COVID-19: Myths vs. facts

Here’s what you need to know about novel Coronavirus


Image from U.S. National Park Service

The hot topic of the year: coronavirus. While everybody knows the basics, there’s a lot of misinformation going around. That’s why we’ve assembled a fast facts story about the myths of the novel coronavirus and the facts that contradict them.

While it’s true that COVID-19 and the flu share many qualities, the novel coronavirus is a very different situation from the flu, and should be treated as such. We have decades upon decades of experience dealing with the flu, and a few scant months of experience dealing with COVID-19. 

The coronavirus is about twice as contagious, has no vaccine, and has an average death-per-case rate roughly 12 to 24 times higher than that of the flu based on data from the China outbreak, according to the World Health Organization (WHO).

One of the most common misconceptions with the coronavirus is that the danger comes from the likelihood of the average person dying, which is very low. This assumption makes people think increasing hygiene, closing down schools, et cetera, is way overboard. It’s not. 

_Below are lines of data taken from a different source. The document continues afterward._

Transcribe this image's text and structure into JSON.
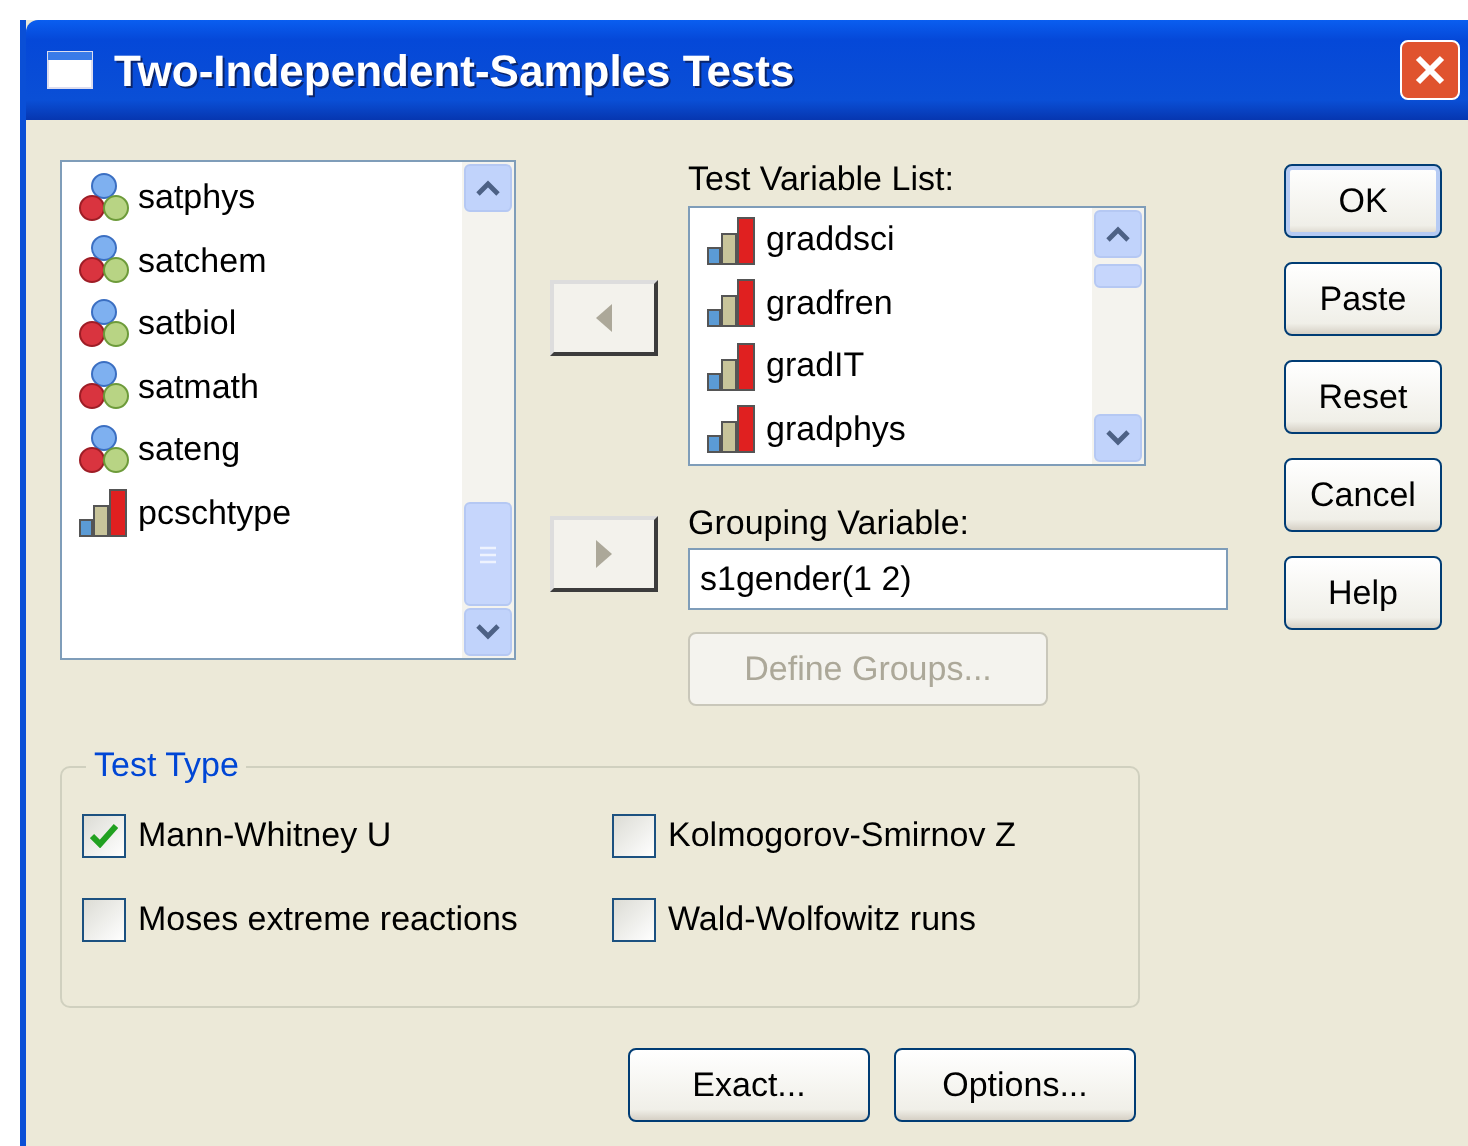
{
  "window": {
    "title": "Two-Independent-Samples Tests"
  },
  "source_variables": [
    {
      "name": "satphys",
      "kind": "scale"
    },
    {
      "name": "satchem",
      "kind": "scale"
    },
    {
      "name": "satbiol",
      "kind": "scale"
    },
    {
      "name": "satmath",
      "kind": "scale"
    },
    {
      "name": "sateng",
      "kind": "scale"
    },
    {
      "name": "pcschtype",
      "kind": "ordinal"
    }
  ],
  "test_variable_list": {
    "label": "Test Variable List:",
    "items": [
      {
        "name": "graddsci",
        "kind": "ordinal"
      },
      {
        "name": "gradfren",
        "kind": "ordinal"
      },
      {
        "name": "gradIT",
        "kind": "ordinal"
      },
      {
        "name": "gradphys",
        "kind": "ordinal"
      }
    ]
  },
  "grouping_variable": {
    "label": "Grouping Variable:",
    "value": "s1gender(1 2)"
  },
  "define_groups_button": {
    "label": "Define Groups...",
    "disabled": true
  },
  "side_buttons": [
    "OK",
    "Paste",
    "Reset",
    "Cancel",
    "Help"
  ],
  "test_type": {
    "title": "Test Type",
    "options": [
      {
        "label": "Mann-Whitney U",
        "checked": true
      },
      {
        "label": "Kolmogorov-Smirnov Z",
        "checked": false
      },
      {
        "label": "Moses extreme reactions",
        "checked": false
      },
      {
        "label": "Wald-Wolfowitz runs",
        "checked": false
      }
    ]
  },
  "bottom_buttons": [
    "Exact...",
    "Options..."
  ]
}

The danger of coronavirus comes from the likelihood that our hospitals will be overwhelmed, which is very high. According to NPR, Italian hospitals are scrambling to find enough beds and medical professionals are forced to choose who gets to use life-saving medical equipment. 

According to CBS, the best case scenario is for 20% of the US’ adult population to be infected over the course of 18 months, which would result in hospitals being strained but still functional at 95% capacity. Lower that time period to six or even twelve months, and hospitals are completely overwhelmed.

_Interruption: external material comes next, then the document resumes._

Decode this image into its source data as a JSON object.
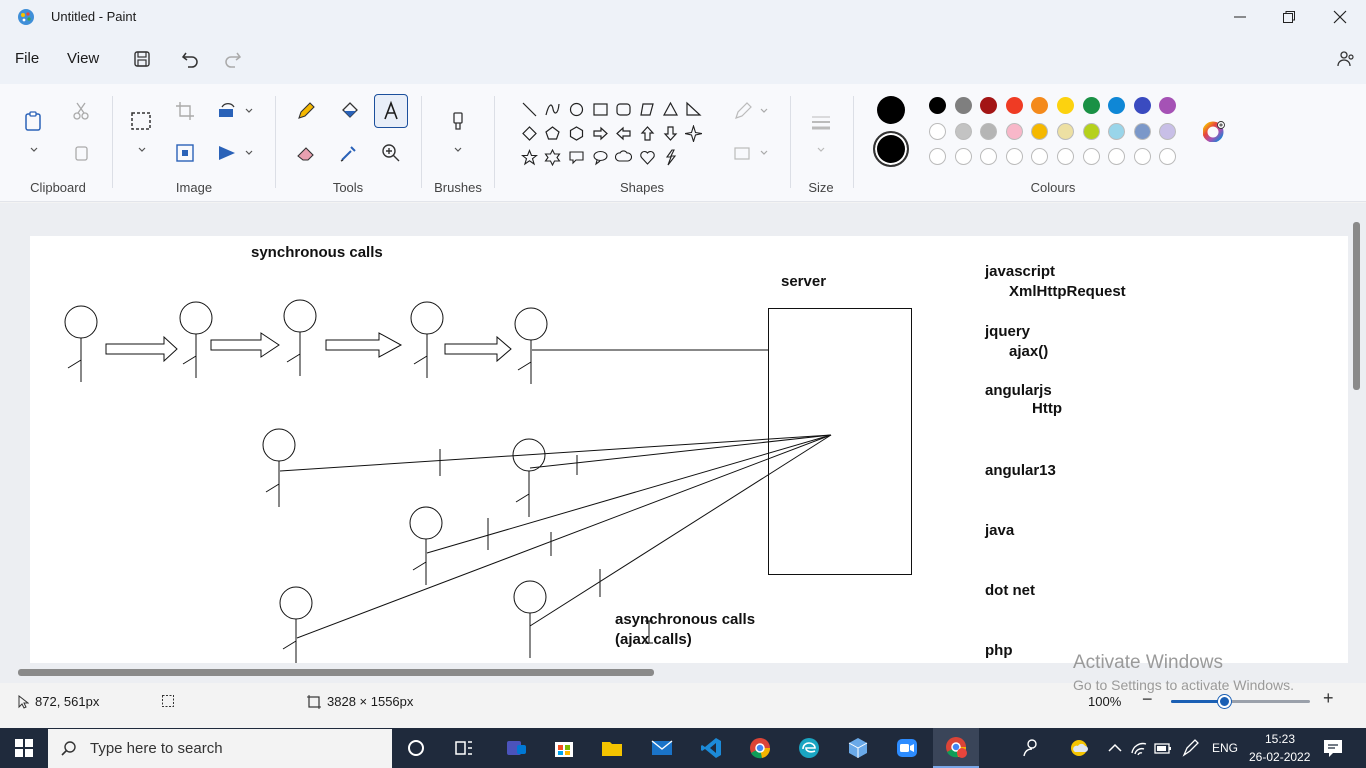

In order to relieve the stress on hospitals, we must “flatten the curve.” No doubt you’ve heard this, but what is flattening the curve, exactly? Flattening the curve refers to reducing the number of cases and slowing the spread of COVID-19 so that hospitals can handle the influx. On the graph below, the blue curve represents case numbers after measures taken to, quite literally, flatten it.

Source: New York Times

The US is already well beyond the point that Wuhan was at when it completely shut down. Assuming everything will be fine and life can go on as normal will only put the elderly those with compromised immune systems at risk, and many low-wage workers in jobs such as fast food cannot afford to take time off work or get treated, possibly infecting hundreds of people. The United States is not immune to strife and disease, no matter how safe and affluent we seem.

In addition to this, testing in the US is largely incomplete, and much of the data we have is possibly hundreds to even thousands below the actual number of US cases. This is making it seem like the situation is much less dire than it actually is, and leading a lot of people to assume shrugging off precautionary measures like social isolation is okay.

However, this does not mean we should be panicking and stocking up on supplies such as masks and hand sanitizer. Our hospitals are already running low on masks, and while surgical masks are relatively harmless to buy, high-quality N95 masks are completely essential to our healthcare system. There is no extra store of masks for hospitals, and we as the people must be careful to not monopolize resources desperately needed by those on the front lines of the crisis.

In addition, there’s been a lot of misinformation spreading around when and how the coronavirus can be transmitted. In contrast to the assumption that COVID-19 cannot be transmitted in warm weather and mosquitoes are capable of transmitting the novel coronavirus, the WHO reports that the novel coronavirus can be transmitted in any weather, and not by mosquitoes.